House debates
Wednesday, 3 September 2025
Matters of Public Importance
Taxation
3:45 pm
Rebekha Sharkie (Mayo, Centre Alliance) Share this | Hansard source
How income tax is applied in Australia ultimately shapes our society, our economy, where we live, how we live and even our family composition. Over the decades, incentives for living in regional Australia have diminished. Zone tax offsets were first introduced in 1945 to compensate for climatic hardships, isolation and higher living costs in rural Australia. The tax offset amount hasn't increased since 1993-94. That's over 30 years with absolutely no indexation. Current annual offset rates are just $338 for zone A and $57 for zone B. The relative value has eroded over time and now has a minimal effect on migration or residential decisions. We have huge regional workforce shortages despite the regions being the best place to raise families.
Advocates are calling for fresh incentives to reinvigorate regional Australia. Westpac's CEO proposed tax-free zones or indexed offsets to attract teachers and nurses to regional Australia. Mark Bouris from Yellow Brick Road suggested revamped zonal incentives—for example, a rebate of $1,500 or $2,000 for regional relocation. This would provide greater equity. Regional Australians do not get a fair share of government spending; in health spending alone, there is a gap of over $8 billion. Meaningful tax incentives for regional Australians will help draw people to the regions and will go some way to addressing this inequity.
We have a system that penalises older Australians who are entitled to the pension but who would like to remain in the workforce. National Seniors Australia, with Deloitte modelling, found that, if just 10 per cent of pensioners took up or increased their work hours, the economy would benefit from an additional 209,000 workers and the government would in fact receive a small boost to fiscal aggregates. It would add benefit to the economy and no cost to the government. If the initiative were confined to just the healthcare and social assistance sectors, there would be a boost of 25,000 workers.
For example, Heather is 68. She works casually as a registered nurse. She would be happy to work additional hours. Her employer would welcome her increased availability. Heather wants to work more hours to boost her income, but she finds the 50 cents in the dollar punitive and the Centrelink reporting burdensome, so she doesn't take the shifts. Workforce participation in Australia for those aged over 65 is just 15 per cent. In New Zealand it's 25 per cent. Not all but many older Australians do want to continue to be in the workforce in some capacity after age 67. The current Centrelink and tax policies penalise older workers and contribute to age discrimination. Reform would increase incomes and savings of lower-wealth pensioners, particularly women, and help to meet growing demand for care workers, teachers, nurses and a whole range of skill-shortage areas.
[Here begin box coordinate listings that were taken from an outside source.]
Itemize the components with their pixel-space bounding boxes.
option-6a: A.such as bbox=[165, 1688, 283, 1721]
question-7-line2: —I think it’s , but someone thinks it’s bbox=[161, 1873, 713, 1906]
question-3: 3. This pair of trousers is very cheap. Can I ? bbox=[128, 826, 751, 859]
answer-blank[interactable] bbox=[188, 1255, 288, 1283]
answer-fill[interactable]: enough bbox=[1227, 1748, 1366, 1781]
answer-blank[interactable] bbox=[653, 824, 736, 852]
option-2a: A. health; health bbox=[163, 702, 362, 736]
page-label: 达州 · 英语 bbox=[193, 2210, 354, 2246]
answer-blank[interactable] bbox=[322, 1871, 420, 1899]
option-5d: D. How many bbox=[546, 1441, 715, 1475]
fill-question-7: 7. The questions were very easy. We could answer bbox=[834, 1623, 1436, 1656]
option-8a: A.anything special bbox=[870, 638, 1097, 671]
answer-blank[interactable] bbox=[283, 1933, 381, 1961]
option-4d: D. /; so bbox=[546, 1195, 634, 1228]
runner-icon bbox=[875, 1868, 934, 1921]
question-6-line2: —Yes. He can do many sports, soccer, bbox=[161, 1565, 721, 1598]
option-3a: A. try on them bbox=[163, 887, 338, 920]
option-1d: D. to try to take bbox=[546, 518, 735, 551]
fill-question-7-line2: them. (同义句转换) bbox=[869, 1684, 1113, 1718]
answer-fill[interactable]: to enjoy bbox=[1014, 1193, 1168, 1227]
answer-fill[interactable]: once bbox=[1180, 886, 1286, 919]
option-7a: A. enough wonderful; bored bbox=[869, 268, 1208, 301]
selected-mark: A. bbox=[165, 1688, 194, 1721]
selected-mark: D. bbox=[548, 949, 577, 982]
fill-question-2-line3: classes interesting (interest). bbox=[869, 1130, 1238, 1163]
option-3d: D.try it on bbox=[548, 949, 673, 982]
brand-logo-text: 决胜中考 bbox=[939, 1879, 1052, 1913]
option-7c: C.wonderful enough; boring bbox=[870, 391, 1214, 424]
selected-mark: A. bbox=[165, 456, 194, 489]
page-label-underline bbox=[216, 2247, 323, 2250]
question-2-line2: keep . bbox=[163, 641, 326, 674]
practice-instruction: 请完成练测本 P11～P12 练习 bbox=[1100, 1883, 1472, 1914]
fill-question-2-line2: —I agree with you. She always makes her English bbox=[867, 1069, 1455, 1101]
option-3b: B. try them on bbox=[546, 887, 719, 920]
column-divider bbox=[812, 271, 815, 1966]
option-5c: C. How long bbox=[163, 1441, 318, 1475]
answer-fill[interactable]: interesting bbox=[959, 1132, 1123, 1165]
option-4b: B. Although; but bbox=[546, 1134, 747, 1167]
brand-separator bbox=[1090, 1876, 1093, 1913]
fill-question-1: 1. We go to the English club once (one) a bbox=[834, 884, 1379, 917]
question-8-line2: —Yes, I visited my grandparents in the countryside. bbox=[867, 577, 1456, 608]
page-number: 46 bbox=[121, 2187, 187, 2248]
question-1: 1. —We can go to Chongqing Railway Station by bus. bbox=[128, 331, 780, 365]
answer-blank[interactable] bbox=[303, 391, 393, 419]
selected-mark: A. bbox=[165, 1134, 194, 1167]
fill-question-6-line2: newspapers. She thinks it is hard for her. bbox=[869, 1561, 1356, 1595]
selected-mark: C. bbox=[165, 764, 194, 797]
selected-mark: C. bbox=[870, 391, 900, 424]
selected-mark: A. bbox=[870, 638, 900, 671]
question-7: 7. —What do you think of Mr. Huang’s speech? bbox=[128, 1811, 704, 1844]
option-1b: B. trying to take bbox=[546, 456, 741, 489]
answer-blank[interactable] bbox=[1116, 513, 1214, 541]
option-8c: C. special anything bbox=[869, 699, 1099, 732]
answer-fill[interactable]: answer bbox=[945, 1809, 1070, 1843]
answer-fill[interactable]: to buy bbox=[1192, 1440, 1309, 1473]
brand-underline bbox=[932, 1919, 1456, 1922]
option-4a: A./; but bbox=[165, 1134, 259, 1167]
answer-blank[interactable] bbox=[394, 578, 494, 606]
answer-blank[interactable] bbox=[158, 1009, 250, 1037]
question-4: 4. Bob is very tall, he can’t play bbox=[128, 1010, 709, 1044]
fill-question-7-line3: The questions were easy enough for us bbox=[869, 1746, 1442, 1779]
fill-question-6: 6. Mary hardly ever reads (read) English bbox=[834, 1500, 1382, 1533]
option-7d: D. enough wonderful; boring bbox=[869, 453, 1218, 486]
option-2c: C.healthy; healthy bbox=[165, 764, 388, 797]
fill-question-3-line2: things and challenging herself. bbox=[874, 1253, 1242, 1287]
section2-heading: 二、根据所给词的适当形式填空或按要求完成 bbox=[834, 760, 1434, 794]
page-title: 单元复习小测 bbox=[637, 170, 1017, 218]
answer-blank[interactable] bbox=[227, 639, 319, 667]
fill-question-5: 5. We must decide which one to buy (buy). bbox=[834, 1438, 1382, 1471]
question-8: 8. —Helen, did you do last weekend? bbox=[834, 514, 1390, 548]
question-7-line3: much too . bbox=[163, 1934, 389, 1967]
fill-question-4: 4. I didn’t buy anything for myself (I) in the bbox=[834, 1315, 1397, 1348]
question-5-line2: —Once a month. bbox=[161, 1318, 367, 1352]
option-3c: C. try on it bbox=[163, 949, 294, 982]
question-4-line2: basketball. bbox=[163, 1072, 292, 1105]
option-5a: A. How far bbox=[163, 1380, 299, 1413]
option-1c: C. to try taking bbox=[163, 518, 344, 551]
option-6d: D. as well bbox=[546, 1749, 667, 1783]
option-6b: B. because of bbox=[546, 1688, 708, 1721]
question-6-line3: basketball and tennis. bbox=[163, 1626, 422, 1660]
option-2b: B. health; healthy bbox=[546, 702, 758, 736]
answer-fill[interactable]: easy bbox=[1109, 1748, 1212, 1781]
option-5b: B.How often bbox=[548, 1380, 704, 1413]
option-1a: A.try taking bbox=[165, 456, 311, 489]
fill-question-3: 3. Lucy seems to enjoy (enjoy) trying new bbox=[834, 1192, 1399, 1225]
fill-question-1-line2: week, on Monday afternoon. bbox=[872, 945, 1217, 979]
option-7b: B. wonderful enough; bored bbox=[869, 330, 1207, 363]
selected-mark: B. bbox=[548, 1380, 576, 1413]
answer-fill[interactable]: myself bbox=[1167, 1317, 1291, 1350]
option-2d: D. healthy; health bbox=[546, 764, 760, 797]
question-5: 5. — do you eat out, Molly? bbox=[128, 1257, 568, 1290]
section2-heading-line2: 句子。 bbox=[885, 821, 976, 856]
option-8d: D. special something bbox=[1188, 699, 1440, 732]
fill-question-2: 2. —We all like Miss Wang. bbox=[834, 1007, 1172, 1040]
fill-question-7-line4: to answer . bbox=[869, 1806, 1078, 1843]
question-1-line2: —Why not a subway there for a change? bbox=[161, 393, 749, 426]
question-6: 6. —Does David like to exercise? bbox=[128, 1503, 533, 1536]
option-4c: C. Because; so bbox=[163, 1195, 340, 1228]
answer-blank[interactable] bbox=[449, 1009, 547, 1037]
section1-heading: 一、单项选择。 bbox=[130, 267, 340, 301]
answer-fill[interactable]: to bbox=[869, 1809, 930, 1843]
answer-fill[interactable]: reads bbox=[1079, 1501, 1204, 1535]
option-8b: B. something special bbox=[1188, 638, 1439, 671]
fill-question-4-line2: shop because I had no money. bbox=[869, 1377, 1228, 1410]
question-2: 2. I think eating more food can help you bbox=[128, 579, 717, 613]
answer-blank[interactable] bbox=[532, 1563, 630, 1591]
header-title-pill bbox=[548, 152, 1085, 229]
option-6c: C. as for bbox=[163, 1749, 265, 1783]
Australia's fertility rate has dropped to a record low of around 1.5 babies per woman. Our birthrate is a good litmus test, I think, on the confidence of our nation. We want Australian families. We want couples to raise little Australians. Many couples in my community tell me they simply can't afford to have a family. Nearly half, 49 per cent, of young Australians cite the expense of raising children as a major obstacle to doing so. Over half of Australians under 35 have delayed parenthood due to cost pressures. Child care in Australia consumes above the OECD average as a share of household expenses. We provide no meaningful tax incentives for families with young children. We do not offer income splitting, nor do we have any tax offsets.
Income splitting—where the burden of tax is shared across a couple, combining their incomes and then dividing—creates fairness, because the same family income can have two very different tax bills. For example, one family with a whole family income of $200,000, with both earning $100,000, will have a combined tax bill of just over $41,000, whereas another family with the same total income of $200,000, but in which one of the parents is raising children at home and the other is earning the $200,000, pays $56,000 in tax. That's nearly a $15,000 difference. This is unfair.
There are 13 OECD nations that allow income splitting, including the United States, France, Germany, Ireland, Norway, Poland and Spain. Australia should be one of them. Out-of-pocket expenses for child care, whether it's day care or vacation care, are a legitimate work expense, yet we don't allow families to claim this expense on their tax return. We should.
We should be doing everything we can to encourage working families to thrive. Income splitting and assisting with childcare expenses—classing them as a workplace deduction—would go a long way with regard to tax policy solutions.